La Coop des masques inaugure son usine

22.01.2021

Imaginé au printemps 2020, sur fond de pandémie de Covid-19, le retour d’une production de masques en Bretagne devient réalité : La Coop des masques, basée à Grâces, près de Guingamp (22), est fin prête à lancer ses machines et à fournir 45 millions de masques chirurgicaux et FFP2 par an. L’inauguration de l’usine, ce vendredi, concrétise un projet de territoire utile, porteur d’emplois, coopératif et engagé.

Il n’aura fallu que huit mois, depuis le dépôt des statuts de l’entreprise en juin 2020 jusqu’à l’inauguration de ce 22 janvier 2021, pour que prenne vie La Coop des masques, dont la Région Bretagne a entre autres financé les études de faisabilité. Loin de ralentir les efforts, le contexte sanitaire et la demande sociétale en faveur d’un « monde d’après » ont encouragé l’émergence de cette entreprise bretonne, ancrée sur le territoire costarmoricain, qui répond à plusieurs défis :

  • Relocaliser sur le territoire national une production de masques de protection ;
  • Associer différents partenaires (collectivités, entreprises, employés, citoyens) ;
  • Créer un projet et des emplois pérennes.

4La Coop des masques, c'est 40 emplois créés et plus de 1 500 sociétaires. Vous pouvez d'ailleurs prendre des parts ici.

À l’heure de l’inauguration de l’usine, en présence d’élus locaux qui ont soutenu et accompagné le développement de La Coop des masques, 19 collectivités ont déjà investi au capital de la Scic avec 412 358 €. C’est en tout 21 partenaires issus des mondes mutualiste, de la santé et de la solidarité qui ont contribué avec 761 000 €.
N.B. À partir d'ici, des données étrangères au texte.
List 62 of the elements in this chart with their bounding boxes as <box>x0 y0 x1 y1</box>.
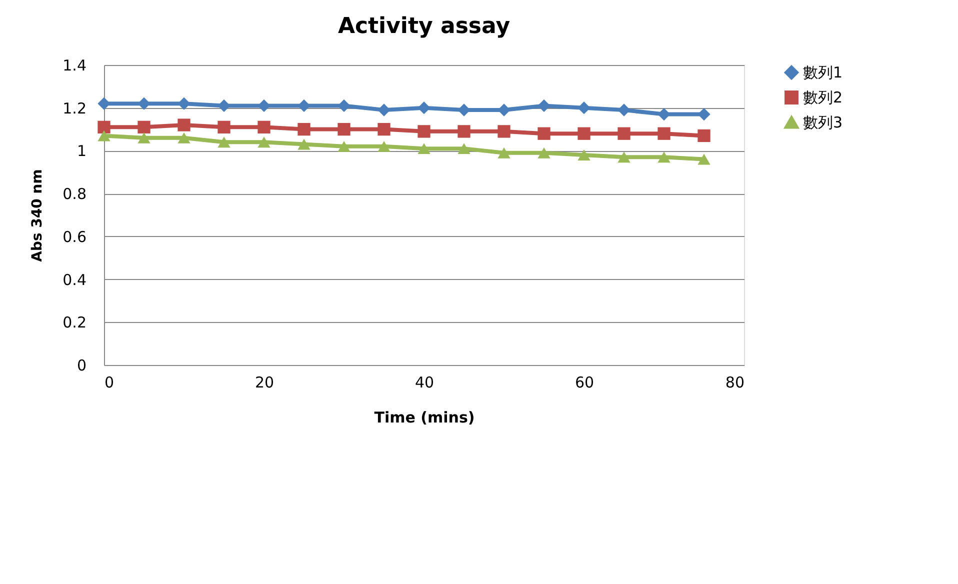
y-tick-label: 0.2 <box>62 314 86 332</box>
legend-label: 數列1 <box>803 64 843 82</box>
point <box>498 147 510 158</box>
point <box>578 150 590 160</box>
legend-label: 數列2 <box>803 88 843 106</box>
point <box>98 120 110 134</box>
point <box>98 130 110 142</box>
y-tick-label: 1.2 <box>62 99 86 118</box>
point <box>298 122 310 136</box>
point <box>218 136 230 148</box>
x-tick-label: 0 <box>104 374 114 392</box>
y-tick-label: 1.4 <box>62 56 86 74</box>
point <box>298 99 310 112</box>
point <box>178 132 190 144</box>
point <box>618 152 630 163</box>
point <box>258 99 270 112</box>
y-tick-label: 1 <box>76 142 86 160</box>
point <box>458 125 470 138</box>
point <box>218 99 230 112</box>
point <box>298 138 310 150</box>
point <box>578 102 590 114</box>
point <box>618 104 630 116</box>
point <box>258 136 270 148</box>
point <box>578 127 590 140</box>
y-tick-label: 0.4 <box>62 270 86 289</box>
point <box>538 99 550 112</box>
x-axis-title: Time (mins) <box>374 408 475 426</box>
x-tick-label: 80 <box>725 374 744 392</box>
point <box>418 143 430 154</box>
point <box>618 127 630 140</box>
point <box>658 152 670 163</box>
point <box>538 127 550 140</box>
point <box>658 108 670 121</box>
point <box>658 127 670 140</box>
point <box>418 102 430 114</box>
point <box>698 108 710 121</box>
point <box>338 140 350 152</box>
point <box>458 143 470 154</box>
point <box>698 154 710 165</box>
point <box>538 147 550 158</box>
point <box>178 118 190 132</box>
y-axis-title: Abs 340 nm <box>30 169 46 262</box>
point <box>378 122 390 136</box>
x-tick-label: 20 <box>254 374 274 392</box>
chart-title: Activity assay <box>338 14 510 39</box>
point <box>338 122 350 136</box>
x-tick-label: 40 <box>414 374 434 392</box>
point <box>258 120 270 134</box>
point <box>498 125 510 138</box>
y-tick-label: 0.6 <box>62 228 86 246</box>
point <box>378 104 390 116</box>
point <box>378 140 390 152</box>
point <box>218 120 230 134</box>
point <box>338 99 350 112</box>
y-tick-label: 0.8 <box>62 185 86 204</box>
point <box>138 132 150 144</box>
x-tick-label: 60 <box>574 374 594 392</box>
y-tick-label: 0 <box>76 356 86 374</box>
point <box>418 125 430 138</box>
point <box>698 129 710 142</box>
legend-label: 數列3 <box>803 114 843 132</box>
point <box>138 120 150 134</box>
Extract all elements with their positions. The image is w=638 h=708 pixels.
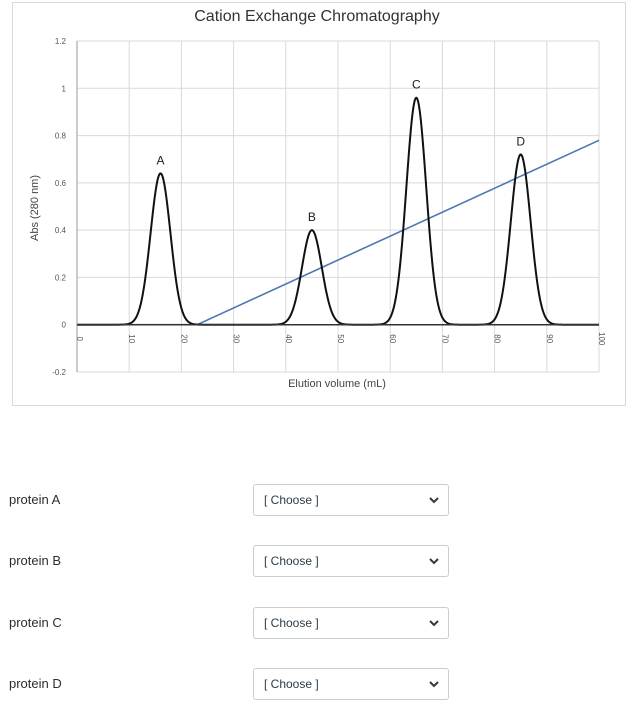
peak-label-b: B <box>308 210 316 224</box>
x-tick-label: 100 <box>597 332 606 346</box>
question-row-protein-c: protein C [ Choose ] <box>0 607 638 647</box>
x-tick-label: 70 <box>440 334 449 343</box>
y-tick-label: 0.4 <box>55 226 67 235</box>
answer-dropdown[interactable]: [ Choose ] <box>253 545 449 577</box>
y-tick-label: 0 <box>62 321 67 330</box>
trace-layer <box>77 96 599 326</box>
peak-labels: A B C D <box>157 78 526 224</box>
axes <box>76 41 599 372</box>
answer-dropdown[interactable]: [ Choose ] <box>253 668 449 700</box>
x-axis-label: Elution volume (mL) <box>288 378 386 390</box>
chevron-down-icon <box>429 620 439 627</box>
chromatography-chart: Cation Exchange Chromatography -0.2 0 0.2 0… <box>29 8 606 390</box>
question-row-protein-a: protein A [ Choose ] <box>0 484 638 524</box>
peak-label-a: A <box>157 153 165 167</box>
y-tick-label: -0.2 <box>52 368 66 377</box>
tick-labels: -0.2 0 0.2 0.4 0.6 0.8 1 1.2 0 10 20 30 40 50 60 70 80 90… <box>52 37 606 377</box>
dropdown-placeholder: [ Choose ] <box>264 616 319 630</box>
x-tick-label: 50 <box>336 334 345 343</box>
chevron-down-icon <box>429 497 439 504</box>
dropdown-placeholder: [ Choose ] <box>264 493 319 507</box>
x-tick-label: 0 <box>75 336 84 341</box>
y-tick-label: 0.8 <box>55 132 67 141</box>
y-tick-label: 0.2 <box>55 273 67 282</box>
y-axis-label: Abs (280 nm) <box>29 175 41 241</box>
chevron-down-icon <box>429 558 439 565</box>
x-tick-label: 60 <box>388 334 397 343</box>
x-tick-label: 90 <box>545 334 554 343</box>
question-label: protein B <box>9 553 62 568</box>
question-label: protein D <box>9 676 62 691</box>
chevron-down-icon <box>429 681 439 688</box>
x-tick-label: 30 <box>232 334 241 343</box>
y-tick-label: 1.2 <box>55 37 67 46</box>
chart-title: Cation Exchange Chromatography <box>194 8 439 25</box>
question-label: protein A <box>9 492 61 507</box>
question-label: protein C <box>9 615 62 630</box>
peak-label-c: C <box>412 78 421 92</box>
question-row-protein-d: protein D [ Choose ] <box>0 668 638 708</box>
x-tick-label: 40 <box>284 334 293 343</box>
y-tick-label: 0.6 <box>55 179 67 188</box>
x-tick-label: 80 <box>493 334 502 343</box>
question-row-protein-b: protein B [ Choose ] <box>0 545 638 585</box>
chart-frame <box>12 2 626 406</box>
answer-dropdown[interactable]: [ Choose ] <box>253 607 449 639</box>
y-tick-label: 1 <box>62 84 67 93</box>
peak-label-d: D <box>516 134 525 148</box>
absorbance-trace <box>77 96 599 326</box>
x-tick-label: 10 <box>127 334 136 343</box>
x-tick-label: 20 <box>179 334 188 343</box>
dropdown-placeholder: [ Choose ] <box>264 677 319 691</box>
answer-dropdown[interactable]: [ Choose ] <box>253 484 449 516</box>
dropdown-placeholder: [ Choose ] <box>264 554 319 568</box>
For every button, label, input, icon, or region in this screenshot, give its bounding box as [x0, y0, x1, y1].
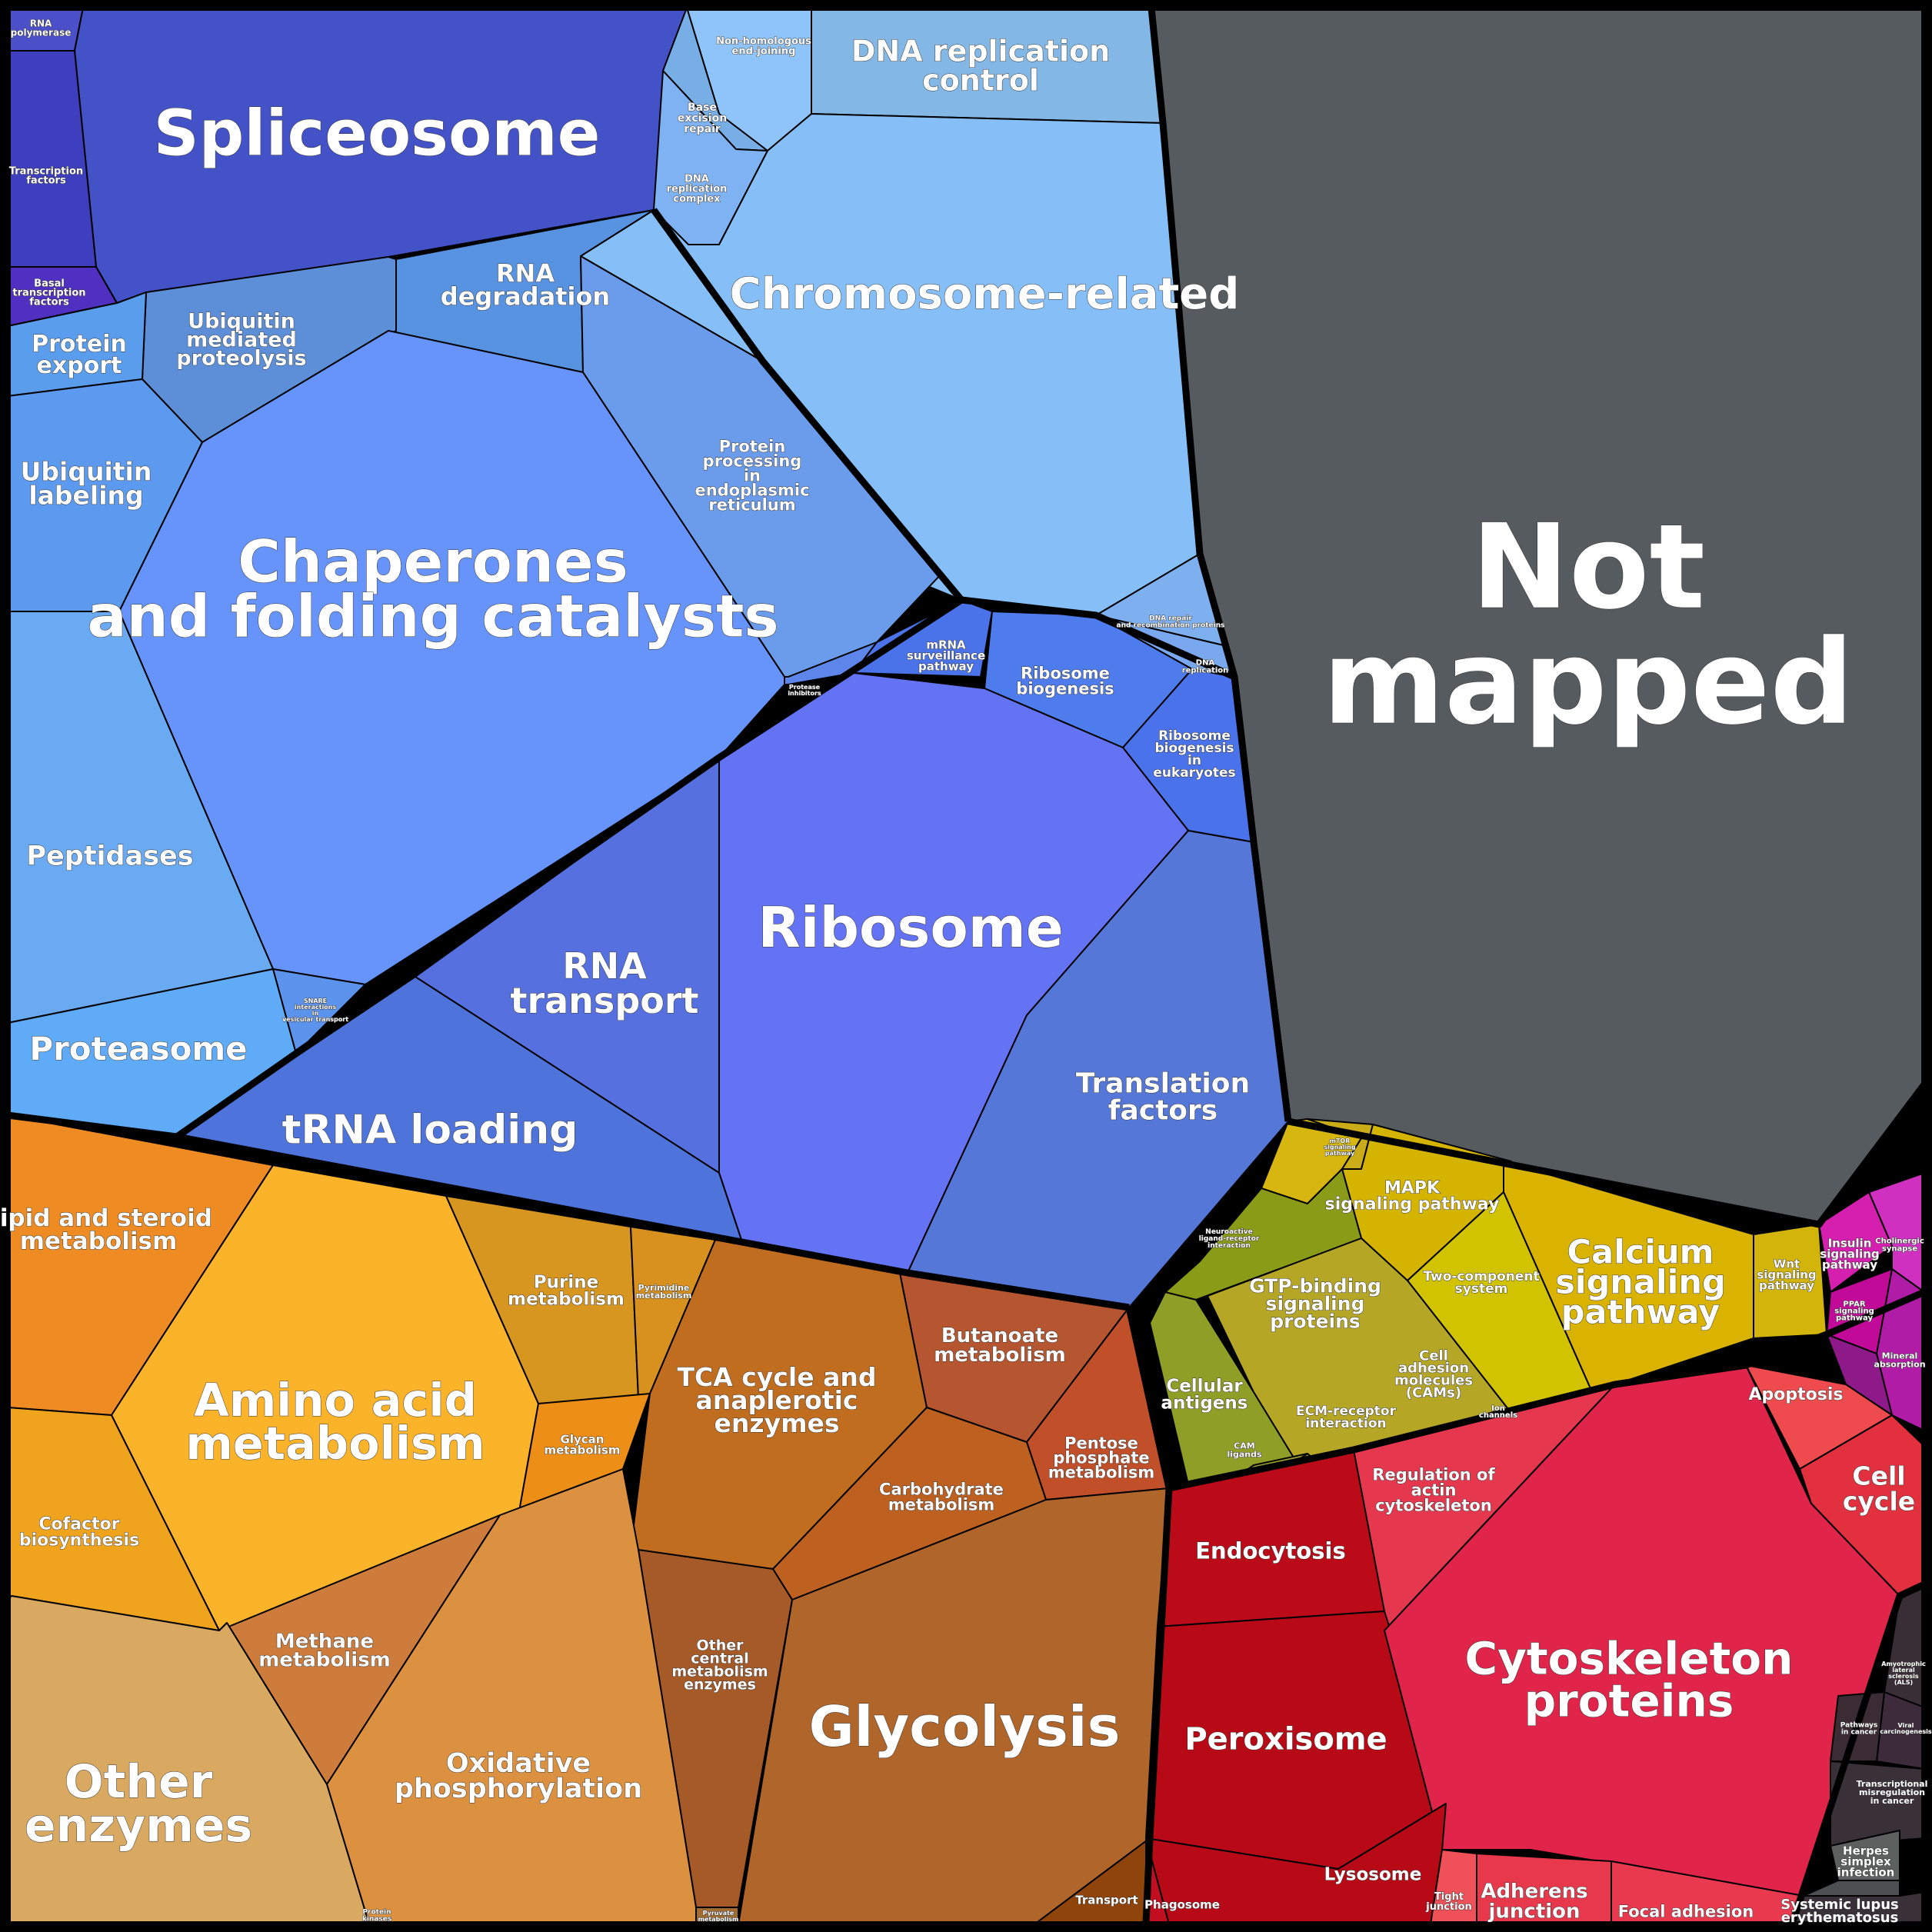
- label-peptidases: Peptidases: [26, 841, 193, 872]
- label-adherens: Adherens junction: [1481, 1880, 1587, 1923]
- label-lipid-steroid: Lipid and steroid metabolism: [0, 1204, 212, 1255]
- label-calcium: Calcium signaling pathway: [1555, 1233, 1726, 1331]
- label-translation-factors: Translation factors: [1076, 1068, 1250, 1126]
- cell-calcium[interactable]: [1503, 1161, 1754, 1393]
- label-cellular-antigens: Cellular antigens: [1161, 1376, 1248, 1413]
- boundary-notmapped-bottom: [1287, 1082, 1927, 1228]
- label-ecm-receptor: ECM-receptor interaction: [1296, 1404, 1397, 1431]
- label-other-enzymes: Other enzymes: [25, 1755, 252, 1853]
- label-cofactor: Cofactor biosynthesis: [19, 1514, 139, 1550]
- label-dna-repair-recombination: DNA repair and recombination proteins: [1117, 615, 1225, 630]
- label-regulation-actin: Regulation of actin cytoskeleton: [1372, 1466, 1495, 1515]
- boundary-red-dark: [1788, 1581, 1926, 1926]
- label-rna-transport: RNA transport: [510, 945, 698, 1021]
- label-protease-inhibitors: Protease inhibitors: [788, 684, 821, 697]
- label-rna-degradation: RNA degradation: [441, 259, 610, 311]
- label-two-component: Two-component system: [1423, 1269, 1539, 1297]
- label-chaperones: Chaperones and folding catalysts: [87, 527, 778, 650]
- label-herpes: Herpes simplex infection: [1837, 1844, 1895, 1879]
- label-not-mapped: Not mapped: [1323, 499, 1854, 751]
- label-cholinergic: Cholinergic synapse: [1875, 1237, 1924, 1254]
- label-gtp-binding: GTP-binding signaling proteins: [1249, 1275, 1381, 1333]
- label-focal-adhesion: Focal adhesion: [1618, 1903, 1754, 1921]
- label-cams: Cell adhesion molecules (CAMs): [1394, 1347, 1473, 1401]
- label-peroxisome: Peroxisome: [1184, 1721, 1387, 1757]
- label-basal-transcription-factors: Basal transcription factors: [12, 278, 85, 308]
- label-pentose-phosphate: Pentose phosphate metabolism: [1048, 1434, 1155, 1482]
- label-phagosome: Phagosome: [1144, 1897, 1220, 1911]
- label-methane: Methane metabolism: [258, 1630, 391, 1671]
- label-als: Amyotrophic lateral sclerosis (ALS): [1881, 1661, 1926, 1686]
- label-ribosome-biogenesis: Ribosome biogenesis: [1016, 665, 1114, 698]
- label-lysosome: Lysosome: [1324, 1864, 1422, 1884]
- label-mrna-surveillance: mRNA surveillance pathway: [907, 638, 985, 673]
- label-proteasome: Proteasome: [29, 1030, 247, 1068]
- label-ion-channels: Ion channels: [1479, 1404, 1517, 1420]
- label-base-excision-repair: Base excision repair: [678, 102, 727, 135]
- label-dna-replication-control: DNA replication control: [851, 35, 1110, 98]
- label-amino-acid: Amino acid metabolism: [185, 1374, 485, 1470]
- label-cytoskeleton: Cytoskeleton proteins: [1465, 1632, 1794, 1727]
- label-ppar: PPAR signaling pathway: [1834, 1301, 1874, 1323]
- label-dna-replication-complex: DNA replication complex: [667, 174, 728, 205]
- label-glycan: Glycan metabolism: [545, 1432, 621, 1457]
- label-transcription-factors: Transcription factors: [9, 166, 83, 187]
- label-spliceosome: Spliceosome: [154, 98, 601, 171]
- label-cam-ligands: CAM ligands: [1227, 1441, 1262, 1459]
- label-apoptosis: Apoptosis: [1749, 1385, 1844, 1404]
- label-protein-processing-er: Protein processing in endoplasmic reticulum: [695, 438, 809, 515]
- label-ubiquitin-labeling: Ubiquitin labeling: [21, 456, 152, 510]
- label-pyrimidine: Pyrimidine metabolism: [636, 1283, 692, 1301]
- label-dna-replication: DNA replication: [1182, 659, 1229, 675]
- boundary-chaperone-ribosome: [175, 597, 964, 1140]
- label-butanoate: Butanoate metabolism: [934, 1324, 1066, 1367]
- boundary-blue-notmapped: [1148, 7, 1292, 1122]
- label-ribosome: Ribosome: [758, 895, 1063, 960]
- label-rna-polymerase: RNA polymerase: [11, 18, 72, 38]
- label-protein-export: Protein export: [32, 331, 127, 379]
- label-oxidative-phos: Oxidative phosphorylation: [395, 1748, 642, 1804]
- label-sle: Systemic lupus erythematosus: [1780, 1897, 1898, 1926]
- boundary-genetic-metabolism: [7, 1111, 1130, 1311]
- label-tca: TCA cycle and anaplerotic enzymes: [678, 1362, 877, 1438]
- boundary-signal-red: [1168, 1288, 1926, 1492]
- label-transport: Transport: [1075, 1893, 1138, 1907]
- boundary-metab-signal: [1125, 1307, 1173, 1925]
- label-wnt: Wnt signaling pathway: [1757, 1257, 1816, 1292]
- label-trna-loading: tRNA loading: [282, 1108, 578, 1154]
- label-mapk: MAPK signaling pathway: [1325, 1178, 1500, 1214]
- label-chromosome-related: Chromosome-related: [730, 269, 1240, 319]
- label-mineral-absorption: Mineral absorption: [1874, 1351, 1925, 1369]
- label-viral-carcinogenesis: Viral carcinogenesis: [1880, 1722, 1932, 1735]
- label-neuroactive: Neuroactive ligand-receptor interaction: [1199, 1228, 1260, 1250]
- label-pyruvate: Pyruvate metabolism: [698, 1910, 739, 1923]
- label-carbohydrate: Carbohydrate metabolism: [879, 1481, 1004, 1514]
- label-transcriptional-misregulation: Transcriptional misregulation in cancer: [1857, 1779, 1928, 1806]
- label-glycolysis: Glycolysis: [809, 1694, 1121, 1759]
- label-endocytosis: Endocytosis: [1195, 1537, 1345, 1564]
- label-purine: Purine metabolism: [508, 1272, 625, 1309]
- label-tight-junction: Tight junction: [1425, 1891, 1472, 1913]
- label-nhej: Non-homologous end-joining: [716, 36, 811, 58]
- label-pathways-cancer: Pathways in cancer: [1840, 1722, 1877, 1737]
- label-mtor: mTOR signaling pathway: [1324, 1138, 1356, 1157]
- label-cell-cycle: Cell cycle: [1843, 1461, 1915, 1516]
- label-snare: SNARE interactions in vesicular transport: [282, 998, 348, 1023]
- label-other-central: Other central metabolism enzymes: [671, 1637, 768, 1693]
- label-protein-kinases: Protein kinases: [362, 1909, 391, 1924]
- label-ubiquitin-mediated: Ubiquitin mediated proteolysis: [176, 310, 306, 371]
- label-ribosome-biogenesis-euk: Ribosome biogenesis in eukaryotes: [1153, 728, 1235, 781]
- label-insulin: Insulin signaling pathway: [1820, 1236, 1879, 1271]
En plus de sa participation au capital, la Région Bretagne, pilote du projet, a voté 400 000 € d’aides en avances remboursables et subventions. Elle a également financé les études de faisabilité en vue de la création de La Coop des masques. Le Département des Côtes d’Armor s’est, lui, engagé à hauteur de 50 000 €, tandis que Guingamp-Paimpol Agglomération, territoire où est implanté l’usine, a voté une contribution de 150 000 €.